May 20 (Bloomberg) -- Hosken Consolidated Investments Ltd. said it sought approval from South Africa’s antitrust authorities to buy the rest of KWV Holdings Ltd. to avoid stumbling blocks should it decide to make a bid.
“We’re not making an offer in the short term,” Hosken Finance Director Kevin Govender in an interview today from Cape Town. “We applied to the Competition Commission to check if there’s anything that may preclude us from buying all of the company should we increase our shareholding above the 34.9 percent we currently own.”
HCI, which has interests spanning television, transport, mining and textiles, is still evaluating the business of South Africa’s second-largest wine and spirits company after acquiring the stake three months ago, he said.
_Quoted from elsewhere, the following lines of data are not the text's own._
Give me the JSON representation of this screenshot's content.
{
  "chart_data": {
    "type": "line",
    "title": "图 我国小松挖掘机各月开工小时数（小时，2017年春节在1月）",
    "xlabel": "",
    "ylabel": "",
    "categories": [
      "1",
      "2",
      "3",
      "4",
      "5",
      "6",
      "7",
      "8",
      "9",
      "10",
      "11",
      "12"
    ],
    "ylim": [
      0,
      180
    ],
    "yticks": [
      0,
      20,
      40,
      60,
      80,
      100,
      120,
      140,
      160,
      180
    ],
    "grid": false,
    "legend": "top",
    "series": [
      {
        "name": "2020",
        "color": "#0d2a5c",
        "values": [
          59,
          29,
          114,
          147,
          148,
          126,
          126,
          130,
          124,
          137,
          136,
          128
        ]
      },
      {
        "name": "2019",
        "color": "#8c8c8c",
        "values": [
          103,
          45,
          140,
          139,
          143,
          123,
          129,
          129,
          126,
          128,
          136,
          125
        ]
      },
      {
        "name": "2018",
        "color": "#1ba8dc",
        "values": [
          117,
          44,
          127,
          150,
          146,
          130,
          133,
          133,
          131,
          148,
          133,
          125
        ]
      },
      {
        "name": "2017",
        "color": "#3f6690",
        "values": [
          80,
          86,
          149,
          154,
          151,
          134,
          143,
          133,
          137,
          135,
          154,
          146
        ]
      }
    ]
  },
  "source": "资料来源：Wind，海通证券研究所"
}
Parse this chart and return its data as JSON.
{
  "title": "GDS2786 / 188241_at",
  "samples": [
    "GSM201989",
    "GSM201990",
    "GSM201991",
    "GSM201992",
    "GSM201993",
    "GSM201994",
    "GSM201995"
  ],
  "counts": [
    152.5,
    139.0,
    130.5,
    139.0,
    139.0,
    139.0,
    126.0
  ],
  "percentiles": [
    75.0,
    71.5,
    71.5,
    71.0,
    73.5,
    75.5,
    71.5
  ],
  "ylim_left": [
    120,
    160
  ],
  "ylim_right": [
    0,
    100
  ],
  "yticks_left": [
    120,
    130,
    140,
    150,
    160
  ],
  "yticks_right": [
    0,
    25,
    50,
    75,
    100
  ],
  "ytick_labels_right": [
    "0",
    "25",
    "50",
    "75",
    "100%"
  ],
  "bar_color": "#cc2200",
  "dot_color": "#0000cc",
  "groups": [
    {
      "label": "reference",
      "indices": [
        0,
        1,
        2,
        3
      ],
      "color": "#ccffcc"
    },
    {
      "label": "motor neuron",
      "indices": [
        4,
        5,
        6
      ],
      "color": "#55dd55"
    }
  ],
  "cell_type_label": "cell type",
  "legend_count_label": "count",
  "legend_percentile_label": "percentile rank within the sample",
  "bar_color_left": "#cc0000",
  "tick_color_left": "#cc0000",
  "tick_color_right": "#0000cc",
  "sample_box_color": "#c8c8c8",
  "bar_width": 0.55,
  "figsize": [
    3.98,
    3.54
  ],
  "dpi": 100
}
It approached the commission to see if there would be regulatory hurdles should it breach the 35 percent shareholding limit that triggers a mandatory buy-out offer in terms of South African company law.
“We’re one regulatory step away should we need to make an offer,” he said.
Hosken bought the KWV stake from Zeder Investments Ltd. in February after food producer Pioneer Foods Group Ltd.’s failed takeover bid for the spirits company. Hosken paid 11.80 rand ($1.71) a share, lower than Pioneer’s 12 rand-a-share offer that was opposed by some of KWV’s other investors.
Zeder Investments is also Pioneer’s largest shareholder through its 41.3 percent holding in Kaap Agri Ltd., which in turn owns 27.60 percent in Pioneer.